I've been on what (for me, anyway) counts as a bit of a game binge with Age of Steam. I've recently played Age of Steam on the Scandinavia, Ireland, Germany, and new France maps. And I also had a chance to try out Railroad Tycoon: The Boardgame.
Age of Steam has always been the ultimate "bubble game" for me. On the one hand, I like its money management elements – you are caught between needed big capital improvements and the debt required to finance them. On the other hand, the game lacks the polish we've come to expect from games these days. The sub-par graphics and rules are one element of this, but the main thing is the serious systemic imbalances: the fact that so many of the special actions are worthless or almost worthless in most circumstances; and the fact that the late-game bidding is so weird because money doesn't count for anything at game end (it isn't even a tie-breaker). And let's not forget the awkward victory conditions, which encourage all sorts of odd tile-laying so you can turn money you can't use into track you can't use – the track at least being worth points.
I do still sort of like Age of Steam, but I think with all the imbalances, it's now on a terminal downward slope for me after about 10 games. In the great German-style games, like El Grande, Settlers of Catan, or Puerto Rico the players have resources that they have to make tough choices about how to spend. Because many of the resource "sinks" in Age of Steam are so unbalanced, the choices are more about figuring out which options are viable at all. This just isn't all that entertaining, and misjudgments can have seriously debilitating effects. As a player of German-style games, I have come to trust the designer, in that if he or she puts something in the game, it is a viable choice. Such is not the case here, and it requires an attitude adjustment. Still, even with all this, I think Age of Steam is close to being pretty good. If the roles were re-developed, and the victory conditions re-thought, and the role of randomness reconsidered, some of these issues could be resolved, and the income vs. debt balance (the really good part of the game) could shine. As it is, though, it's just not there.
When Railroad Tycoon came out last year, I went over to BoardGameGeek and surfed people's comments and opinions, and read some online reviews. In general, I wasn't that optimistic, because most people seemed to think of it as a simplification of Age of Steam. At the end of the day, though, I was somewhat more impressed with Railroad Tycoon than I ended up being with Age of Steam.
The reason for this is simple: in Railroad Tycoon, the role selection is gone. Instead, you have three actions per turn to spend on a variety of ways of improving your corporate empire: building track, making deliveries, improving your trains, developing cities, and so on. This leads to consistently more interesting choices than you face in Age of Steam, where your options are a lot more constrained. Between the rich turn-to-turn choices (including a lot more ways to spend money) and the fact that Railroad Tycoon retains the interesting debt-or-development choices, I think it is the fundamentally superior game.
Railroad Tycoon still has some significant issues. It seems to have played a shell game with the imbalances of Age of Steam. It hasn't gotten rid of them, although it has moved them into areas where they do less damage. The game features a lot of special action cards. These can be of two types: cards with one-time or recurring powers available for draft, which you can take as one of your action choices; or cards which offer an income bonus to the first player able to fulfill their conditions (getting a 4-train, making a 3-length delivery, connecting Baltimore to Toledo, that sort of thing).

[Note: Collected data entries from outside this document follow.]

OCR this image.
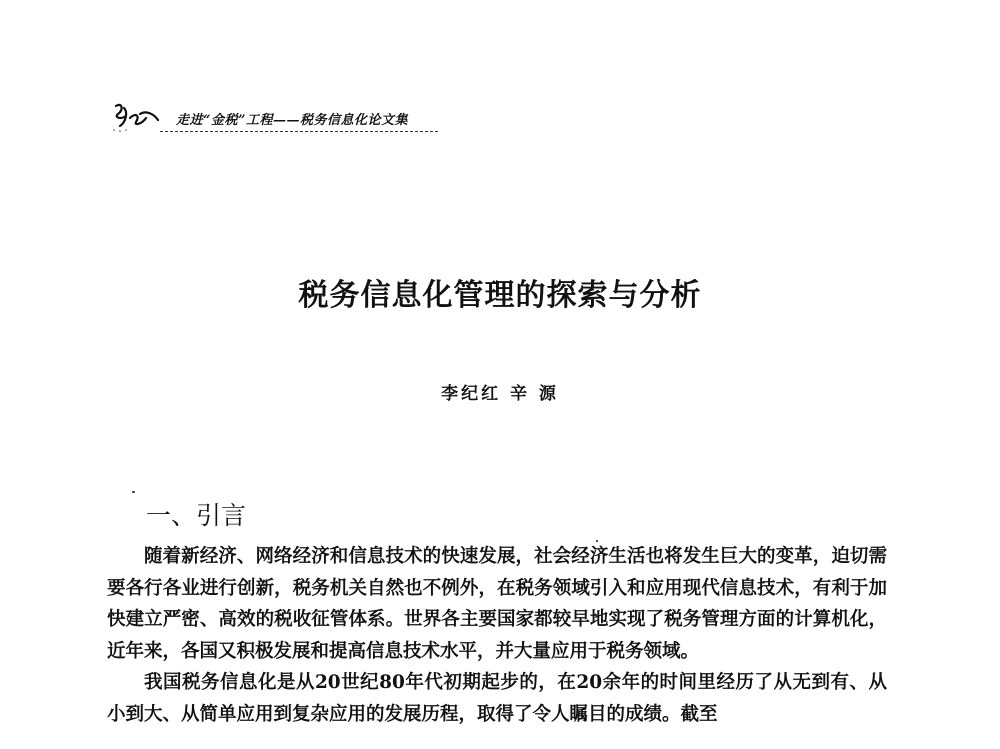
走进“金税”工程——税务信息化论文集
税务信息化管理的探索与分析
李纪红 辛 源
一、引言

随着新经济、网络经济和信息技术的快速发展，社会经济生活也将发生巨大的变革，迫切需要各行各业进行创新，税务机关自然也不例外，在税务领域引入和应用现代信息技术，有利于加快建立严密、高效的税收征管体系。世界各主要国家都较早地实现了税务管理方面的计算机化，近年来，各国又积极发展和提高信息技术水平，并大量应用于税务领域。

我国税务信息化是从20世纪80年代初期起步的，在20余年的时间里经历了从无到有、从小到大、从简单应用到复杂应用的发展历程，取得了令人瞩目的成绩。截至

The first serious red flag are cards like the one that gives you a 20-income bonus for connecting New York to the West. After playing, I find it inconceivable that this could ever be done short of colossal debt that would be suicidal. The game is too short and the cost of making the Western connection too high. On further inspection, there are many cards in the deck that are too weak to even consider taking outside of very, very specialized circumstances.
Obviously, cards that are too weak aren't a critical problem. They aren't exactly desirable, but in this case you can ignore them and focus on the many other action choices. The more serious question is whether there are cards that are too strong. This, I am not sure of. There are a few cards (the first to make a 3-length delivery, the first to upgrade a train to level 4, and the first to deliver to certain cities) which offer potentially unbalancing payoffs when scored very early in the game. Normally, players are making one or two income points at a time until they've build out their network; these cards can give you easy 3-4 point income bumps, and getting one or two early can make a big difference to your chances.
So, I'm not generally enamored of the cards, and find it hard to believe that any effort at all was spent balancing them. But in general, I think they do a lot less damage than the unbalanced and constraining roles in Age of Steam, and I think by opening up the flow of the turn sequence to more player options, Railroad Tycoon presents a more interesting game. But like Age of Steam, this inability to get the balance right is what keeps game companies like Eagle, Warfrog, and Fantasy Flight from operating on the same level as the Germans.